As the competition for talent continues to grow, small and medium enterprises, and homegrown companies, need to evolve their human resource practices. The key here is that regardless of generation, employee engagement remains imperative.
A highly engaged workforce is critical in driving business performance and success. An engaged workforce can be cultivated through the practice of three values – patience, empowerment, and gratitude.
A study conducted by AON Hewitt highlighted that career opportunities top the list of engagement drivers in Singapore. A title or remuneration is secondary to career progression.
Unfortunately, in most environments, employees are not given the opportunity to discover their own talents.
Given that the iGeneration has just entered the workforce, as employers, we must have the patience for three key things. They are namely to help these fresh talents identify their strengths, hone their gifts, and better still, find ways to apply them for the service of others.
At Far East Hospitality, we strive to help colleagues self-discover their talents. This is executed through the job rotation programme. Team members are encouraged to move around different properties and job roles before deciding on their career direction.
|Given that the iGeneration has just entered the workforce, as employers, we must have the patience to help these fresh talents identify their strengths, hone their gifts, and find ways to apply them for the service of others.|
An environment that embraces teamwork and values the exchange of ideas appeals to the Gen Z. It is important to encourage team members to express themselves with colleagues and customers.
This is essential in the service line as the job scope requires interaction with people every day.
As employers in the hospitality sector, we need to inspire talents to cultivate a gregarious attitude, a winning smile, and a courageous heart. This is executed through the practice of empowerment.
At Far East Hospitality, we do our utmost to encourage team members to express themselves with colleagues and guests. Our example was when the team at AMOY Hotel took the initiative to put up a mini theatrical performance, adding flair to an otherwise ordinary welcome for our guests.
As employers, we have to do far more than regard employee recognition as simply a pat on the back for the team. Gratitude is a value that rewards the meaningful outcomes staff members deliver.
As a company, we encourage team members to join industry competitions. Most recently, AMOY and Rendezvous Hotel Singapore came up tops for the ‘Best Front Office Department’ in the superior/boutique and deluxe category respectively in the Singapore Hotel Association’s Best Department Awards 2017.
The Quincy Hotel was recognised as the ‘Best Housekeeping Department’ in the superior/boutique category.
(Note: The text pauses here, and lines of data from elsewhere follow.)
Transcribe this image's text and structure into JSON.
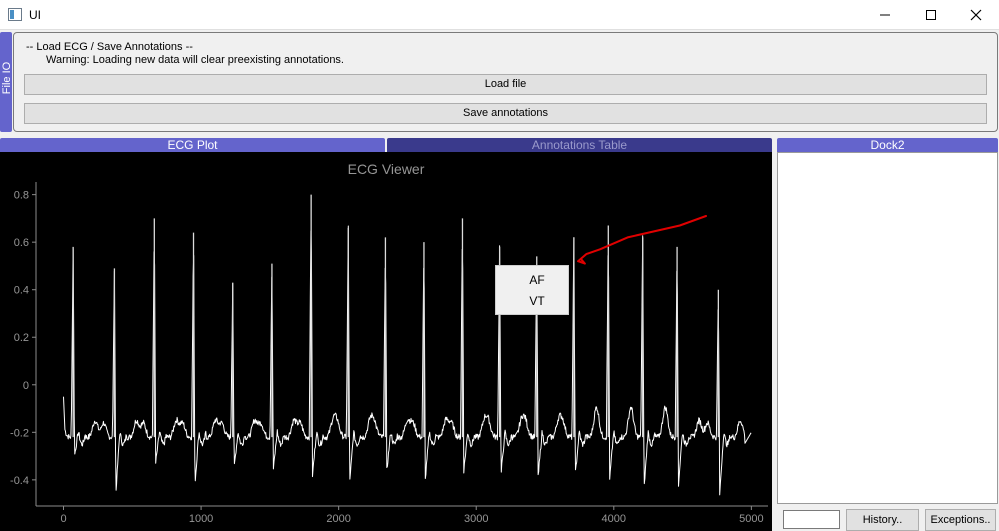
{
  "window": {
    "title": "UI"
  },
  "file_io": {
    "dock_label": "File IO",
    "heading": "-- Load ECG / Save Annotations --",
    "warning": "Warning: Loading new data will clear preexisting annotations.",
    "load_label": "Load file",
    "save_label": "Save annotations"
  },
  "tabs": {
    "ecg_plot": "ECG Plot",
    "annotations_table": "Annotations Table",
    "dock2": "Dock2"
  },
  "context_menu": {
    "items": [
      "AF",
      "VT"
    ]
  },
  "dock2": {
    "history_label": "History..",
    "exceptions_label": "Exceptions..",
    "input_value": ""
  },
  "colors": {
    "dock_tab": "#6464cc",
    "dock_tab_inactive": "#3a3a8c",
    "plot_bg": "#000000",
    "trace": "#ffffff",
    "annotation_stroke": "#e00000"
  },
  "icons": {
    "app": "app-window-icon",
    "minimize": "minimize-icon",
    "maximize": "maximize-icon",
    "close": "close-icon"
  },
  "chart_data": {
    "type": "line",
    "title": "ECG Viewer",
    "xlabel": "",
    "ylabel": "",
    "xlim": [
      -200,
      5150
    ],
    "ylim": [
      -0.51,
      0.87
    ],
    "x_ticks": [
      0,
      1000,
      2000,
      3000,
      4000,
      5000
    ],
    "y_ticks": [
      -0.4,
      -0.2,
      0,
      0.2,
      0.4,
      0.6,
      0.8
    ],
    "x_tick_labels": [
      "0",
      "1000",
      "2000",
      "3000",
      "4000",
      "5000"
    ],
    "y_tick_labels": [
      "-0.4",
      "-0.2",
      "0",
      "0.2",
      "0.4",
      "0.6",
      "0.8"
    ],
    "grid": false,
    "baseline": -0.22,
    "r_peaks": [
      {
        "x": 70,
        "peak": 0.58,
        "trough": -0.3
      },
      {
        "x": 370,
        "peak": 0.49,
        "trough": -0.46
      },
      {
        "x": 660,
        "peak": 0.7,
        "trough": -0.33
      },
      {
        "x": 945,
        "peak": 0.64,
        "trough": -0.42
      },
      {
        "x": 1230,
        "peak": 0.43,
        "trough": -0.35
      },
      {
        "x": 1515,
        "peak": 0.51,
        "trough": -0.36
      },
      {
        "x": 1800,
        "peak": 0.8,
        "trough": -0.38
      },
      {
        "x": 2070,
        "peak": 0.66,
        "trough": -0.42
      },
      {
        "x": 2340,
        "peak": 0.62,
        "trough": -0.36
      },
      {
        "x": 2620,
        "peak": 0.6,
        "trough": -0.4
      },
      {
        "x": 2900,
        "peak": 0.7,
        "trough": -0.36
      },
      {
        "x": 3170,
        "peak": 0.58,
        "trough": -0.38
      },
      {
        "x": 3440,
        "peak": 0.54,
        "trough": -0.39
      },
      {
        "x": 3710,
        "peak": 0.62,
        "trough": -0.38
      },
      {
        "x": 3960,
        "peak": 0.67,
        "trough": -0.4
      },
      {
        "x": 4210,
        "peak": 0.62,
        "trough": -0.44
      },
      {
        "x": 4460,
        "peak": 0.58,
        "trough": -0.42
      },
      {
        "x": 4760,
        "peak": 0.4,
        "trough": -0.46
      }
    ],
    "x_end": 5000,
    "annotation_stroke": [
      [
        4670,
        0.71
      ],
      [
        4480,
        0.67
      ],
      [
        4100,
        0.62
      ],
      [
        3900,
        0.57
      ],
      [
        3800,
        0.55
      ],
      [
        3740,
        0.52
      ],
      [
        3790,
        0.51
      ],
      [
        3760,
        0.53
      ]
    ]
  }
}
Such recognition serves as a testament to the staff member’s drive.
It is time to stop blaming the workforce
My father used to complain about me and my peers being soft, and complacent when we first embarked on our career. When millennials joined the workforce, we hear similar complaints – demanding, egoistic, fragile – even till today.
It seems typical that every generation would be considered inferior by the one prior.
As the iGeneration enters the workforce, let us stop blaming the workforce, and instead, practice patience, empowerment, and gratitude to fully engage them.
Ultimately, talents are attracted to companies that offer a learning environment.